For years, investors leaned on ESG ratings to tell them which companies were “sustainable.” The trouble is, those ratings were all over the place. Different providers scored the same company in wildly different ways, often rewarding disclosure and PR rather than actual business activities. Investors grew skeptical, and the so-called “ESG premium” never consistently materialized.
A new study published in the Journal of Banking & Finance shows why. Markets don’t seem to care about ESG ratings at all. Instead, they reward something much harder: alignment with the EU Taxonomy — the European Union’s rulebook that defines which economic activities truly count as green.
The researchers found that firms with higher shares of Taxonomy-aligned revenues systematically earned higher returns. A one–standard deviation increase in alignment translated into about 30 basis points of extra monthly performance, even after controlling for risk factors. And on the day the Taxonomy was officially published, highly aligned firms earned abnormal returns of +0.66%, while poorly aligned firms lost almost the same amount.
In other words, regulation created an “earnings surprise” moment. Winners and losers separated instantly.
But the story doesn’t end there. The premium wasn’t constant — it grew stronger when investors were paying attention. Using Google search trends and media coverage as proxies, the study showed that the more visible the Taxonomy was, the more capital shifted toward aligned firms.
This fits a deeper truth: markets don’t move on data alone. They move on what investors notice, talk about, and trade on. Regulation doesn’t just change disclosure requirements; it changes the narrative. And once the narrative shifts, whole sectors can be repriced almost overnight.
So what does this mean for companies, investors, and the analytics world?

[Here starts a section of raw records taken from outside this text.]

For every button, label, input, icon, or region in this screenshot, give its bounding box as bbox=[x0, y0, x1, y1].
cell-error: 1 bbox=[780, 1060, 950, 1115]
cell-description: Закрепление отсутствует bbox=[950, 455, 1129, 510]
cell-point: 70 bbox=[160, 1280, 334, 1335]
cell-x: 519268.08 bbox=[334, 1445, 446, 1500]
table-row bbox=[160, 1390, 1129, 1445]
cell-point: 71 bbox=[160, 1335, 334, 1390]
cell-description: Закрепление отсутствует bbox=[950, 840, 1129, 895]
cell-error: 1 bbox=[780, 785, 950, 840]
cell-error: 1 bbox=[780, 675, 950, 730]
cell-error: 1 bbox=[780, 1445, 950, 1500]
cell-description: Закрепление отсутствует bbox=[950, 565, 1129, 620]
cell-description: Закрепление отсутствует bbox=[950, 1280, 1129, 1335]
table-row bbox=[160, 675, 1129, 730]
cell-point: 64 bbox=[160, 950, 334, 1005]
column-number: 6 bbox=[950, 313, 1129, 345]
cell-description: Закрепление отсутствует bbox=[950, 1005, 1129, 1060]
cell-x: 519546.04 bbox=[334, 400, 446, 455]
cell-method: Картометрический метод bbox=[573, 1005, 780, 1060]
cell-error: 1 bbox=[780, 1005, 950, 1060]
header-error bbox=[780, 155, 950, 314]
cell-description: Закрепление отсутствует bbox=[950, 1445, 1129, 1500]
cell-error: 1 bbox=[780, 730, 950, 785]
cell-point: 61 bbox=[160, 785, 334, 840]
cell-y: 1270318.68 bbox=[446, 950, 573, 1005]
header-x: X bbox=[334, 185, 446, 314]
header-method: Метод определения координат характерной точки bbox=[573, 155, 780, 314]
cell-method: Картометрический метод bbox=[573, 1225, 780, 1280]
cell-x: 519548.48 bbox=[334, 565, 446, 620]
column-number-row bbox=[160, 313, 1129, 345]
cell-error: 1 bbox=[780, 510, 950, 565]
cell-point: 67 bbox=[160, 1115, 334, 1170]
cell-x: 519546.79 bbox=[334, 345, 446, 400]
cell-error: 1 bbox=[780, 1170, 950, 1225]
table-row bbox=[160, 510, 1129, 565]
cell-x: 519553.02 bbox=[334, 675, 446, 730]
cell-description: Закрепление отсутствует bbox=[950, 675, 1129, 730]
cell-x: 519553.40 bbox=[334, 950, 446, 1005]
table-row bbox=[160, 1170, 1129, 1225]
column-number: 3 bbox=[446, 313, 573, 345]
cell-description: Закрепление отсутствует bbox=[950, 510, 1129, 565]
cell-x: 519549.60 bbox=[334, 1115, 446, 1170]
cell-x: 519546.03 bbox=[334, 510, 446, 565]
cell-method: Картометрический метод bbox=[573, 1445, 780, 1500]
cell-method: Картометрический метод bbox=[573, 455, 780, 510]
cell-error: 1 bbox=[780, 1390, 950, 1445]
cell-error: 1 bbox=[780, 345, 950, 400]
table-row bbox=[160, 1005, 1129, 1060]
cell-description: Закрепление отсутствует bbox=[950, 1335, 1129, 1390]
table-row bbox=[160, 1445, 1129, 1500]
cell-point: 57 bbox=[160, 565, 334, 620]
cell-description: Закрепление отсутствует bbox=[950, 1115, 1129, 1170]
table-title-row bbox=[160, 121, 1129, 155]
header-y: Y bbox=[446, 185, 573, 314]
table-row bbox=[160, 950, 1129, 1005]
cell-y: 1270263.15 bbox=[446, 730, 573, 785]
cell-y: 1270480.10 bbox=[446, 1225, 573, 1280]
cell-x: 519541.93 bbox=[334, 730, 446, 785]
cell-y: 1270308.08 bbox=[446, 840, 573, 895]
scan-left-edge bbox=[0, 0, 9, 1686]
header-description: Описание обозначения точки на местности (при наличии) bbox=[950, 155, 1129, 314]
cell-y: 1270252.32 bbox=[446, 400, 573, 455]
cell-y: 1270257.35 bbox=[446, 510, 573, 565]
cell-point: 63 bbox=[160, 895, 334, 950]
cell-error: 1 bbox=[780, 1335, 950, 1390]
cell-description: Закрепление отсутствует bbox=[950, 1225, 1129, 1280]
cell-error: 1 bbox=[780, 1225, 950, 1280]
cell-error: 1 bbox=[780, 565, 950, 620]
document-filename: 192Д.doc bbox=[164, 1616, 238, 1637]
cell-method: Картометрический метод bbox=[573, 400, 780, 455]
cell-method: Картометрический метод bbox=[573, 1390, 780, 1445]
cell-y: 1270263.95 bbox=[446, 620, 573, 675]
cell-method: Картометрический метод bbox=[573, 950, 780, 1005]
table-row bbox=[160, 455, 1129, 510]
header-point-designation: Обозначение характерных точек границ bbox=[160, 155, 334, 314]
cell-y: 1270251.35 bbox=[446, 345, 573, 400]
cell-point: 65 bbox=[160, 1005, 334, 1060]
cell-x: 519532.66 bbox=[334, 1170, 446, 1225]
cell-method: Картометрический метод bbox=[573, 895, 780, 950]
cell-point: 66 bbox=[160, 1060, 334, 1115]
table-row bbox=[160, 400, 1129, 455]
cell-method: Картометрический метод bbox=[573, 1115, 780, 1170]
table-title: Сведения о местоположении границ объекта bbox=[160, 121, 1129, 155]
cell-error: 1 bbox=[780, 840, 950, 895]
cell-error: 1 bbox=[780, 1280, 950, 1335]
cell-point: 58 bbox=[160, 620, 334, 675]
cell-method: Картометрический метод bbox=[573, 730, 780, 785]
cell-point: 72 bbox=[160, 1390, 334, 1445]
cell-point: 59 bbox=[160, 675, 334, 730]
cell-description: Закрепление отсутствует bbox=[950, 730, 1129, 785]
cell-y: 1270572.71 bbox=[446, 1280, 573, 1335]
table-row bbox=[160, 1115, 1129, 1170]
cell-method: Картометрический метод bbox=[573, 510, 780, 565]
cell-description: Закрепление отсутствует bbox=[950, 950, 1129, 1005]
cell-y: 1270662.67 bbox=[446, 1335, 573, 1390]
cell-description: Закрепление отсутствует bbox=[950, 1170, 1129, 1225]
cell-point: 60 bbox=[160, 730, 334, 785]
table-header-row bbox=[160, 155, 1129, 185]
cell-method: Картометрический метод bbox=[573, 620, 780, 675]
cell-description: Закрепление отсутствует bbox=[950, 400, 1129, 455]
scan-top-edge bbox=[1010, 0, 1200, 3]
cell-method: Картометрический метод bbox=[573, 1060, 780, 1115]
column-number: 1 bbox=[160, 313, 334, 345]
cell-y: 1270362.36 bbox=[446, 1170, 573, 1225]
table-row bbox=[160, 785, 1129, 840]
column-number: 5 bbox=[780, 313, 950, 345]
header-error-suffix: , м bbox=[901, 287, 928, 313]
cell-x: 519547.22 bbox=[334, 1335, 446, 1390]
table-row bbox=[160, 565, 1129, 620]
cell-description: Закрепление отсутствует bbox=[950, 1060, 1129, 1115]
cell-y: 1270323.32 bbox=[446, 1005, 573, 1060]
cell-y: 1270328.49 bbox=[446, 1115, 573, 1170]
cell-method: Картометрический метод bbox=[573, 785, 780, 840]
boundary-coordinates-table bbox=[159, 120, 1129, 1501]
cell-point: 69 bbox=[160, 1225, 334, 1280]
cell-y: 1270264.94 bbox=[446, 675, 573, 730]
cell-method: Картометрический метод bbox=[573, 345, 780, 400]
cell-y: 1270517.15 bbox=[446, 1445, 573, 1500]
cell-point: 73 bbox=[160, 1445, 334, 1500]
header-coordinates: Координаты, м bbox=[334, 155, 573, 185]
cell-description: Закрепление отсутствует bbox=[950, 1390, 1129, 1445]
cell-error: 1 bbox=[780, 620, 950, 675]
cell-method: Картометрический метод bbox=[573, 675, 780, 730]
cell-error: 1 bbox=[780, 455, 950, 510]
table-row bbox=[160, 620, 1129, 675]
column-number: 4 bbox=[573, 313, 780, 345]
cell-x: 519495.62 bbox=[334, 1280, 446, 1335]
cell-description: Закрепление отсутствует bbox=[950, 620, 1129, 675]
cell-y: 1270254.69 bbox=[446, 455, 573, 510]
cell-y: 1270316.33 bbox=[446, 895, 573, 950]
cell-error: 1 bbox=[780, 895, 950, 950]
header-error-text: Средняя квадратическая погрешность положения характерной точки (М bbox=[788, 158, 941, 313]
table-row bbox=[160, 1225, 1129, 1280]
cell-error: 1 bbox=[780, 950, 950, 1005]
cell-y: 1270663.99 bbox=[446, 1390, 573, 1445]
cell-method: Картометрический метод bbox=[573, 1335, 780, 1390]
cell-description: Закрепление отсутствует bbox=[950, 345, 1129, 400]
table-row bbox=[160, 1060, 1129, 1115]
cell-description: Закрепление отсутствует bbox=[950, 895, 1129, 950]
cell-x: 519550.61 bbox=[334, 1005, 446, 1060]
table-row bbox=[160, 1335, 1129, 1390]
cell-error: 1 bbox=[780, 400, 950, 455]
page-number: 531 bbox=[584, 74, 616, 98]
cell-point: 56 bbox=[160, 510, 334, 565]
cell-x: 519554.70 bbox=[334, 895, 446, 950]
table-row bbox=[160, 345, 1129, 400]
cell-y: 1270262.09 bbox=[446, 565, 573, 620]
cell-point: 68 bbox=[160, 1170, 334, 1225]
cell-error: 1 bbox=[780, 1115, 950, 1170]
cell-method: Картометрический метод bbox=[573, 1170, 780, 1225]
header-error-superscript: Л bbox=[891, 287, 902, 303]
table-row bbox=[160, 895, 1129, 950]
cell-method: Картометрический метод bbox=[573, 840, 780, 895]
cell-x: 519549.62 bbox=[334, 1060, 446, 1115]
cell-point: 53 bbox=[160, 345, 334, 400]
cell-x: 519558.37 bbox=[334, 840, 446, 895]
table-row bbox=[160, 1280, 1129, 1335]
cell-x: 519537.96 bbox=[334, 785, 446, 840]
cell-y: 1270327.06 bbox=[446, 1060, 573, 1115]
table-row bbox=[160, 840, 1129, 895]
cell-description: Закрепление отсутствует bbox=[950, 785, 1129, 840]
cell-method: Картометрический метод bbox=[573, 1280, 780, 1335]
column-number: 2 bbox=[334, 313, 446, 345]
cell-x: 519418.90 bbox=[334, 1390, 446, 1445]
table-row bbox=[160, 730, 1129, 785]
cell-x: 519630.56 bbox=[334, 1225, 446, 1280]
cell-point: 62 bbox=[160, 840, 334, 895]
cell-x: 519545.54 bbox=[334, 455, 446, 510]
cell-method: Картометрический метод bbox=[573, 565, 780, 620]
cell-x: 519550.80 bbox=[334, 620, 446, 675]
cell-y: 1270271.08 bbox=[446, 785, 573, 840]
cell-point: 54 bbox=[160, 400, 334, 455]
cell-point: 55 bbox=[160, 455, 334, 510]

For companies, the message is clear: it’s no longer enough to announce a target or publish a glossy report. Markets want measurable revenues from activities that truly align with a low-carbon economy. Greenwashing is over.
For investors, it’s about sharpening the signal. Understanding not only how much of a firm’s revenue is aligned, but which elements actually drive stock prices, will be key. Was it cutting carbon intensity? Was it building enabling technologies? Distinguishing causal from incidental will matter for both short-term bets and long-term resilience.
And this is where analytics has its opening. While many firms will focus on reporting what is happening, the real edge lies in uncovering why. Advanced methods — from granular revenue mapping to causal inference — can show how sustainability links directly to financial outcomes.
The EU Taxonomy has set a new baseline. It has given investors a consistent framework and shown that alignment already pays off. The next frontier is to move beyond compliance and into insight: tracing the mechanisms that align financial returns with planetary goals. That’s where the market’s new green signal is pointing.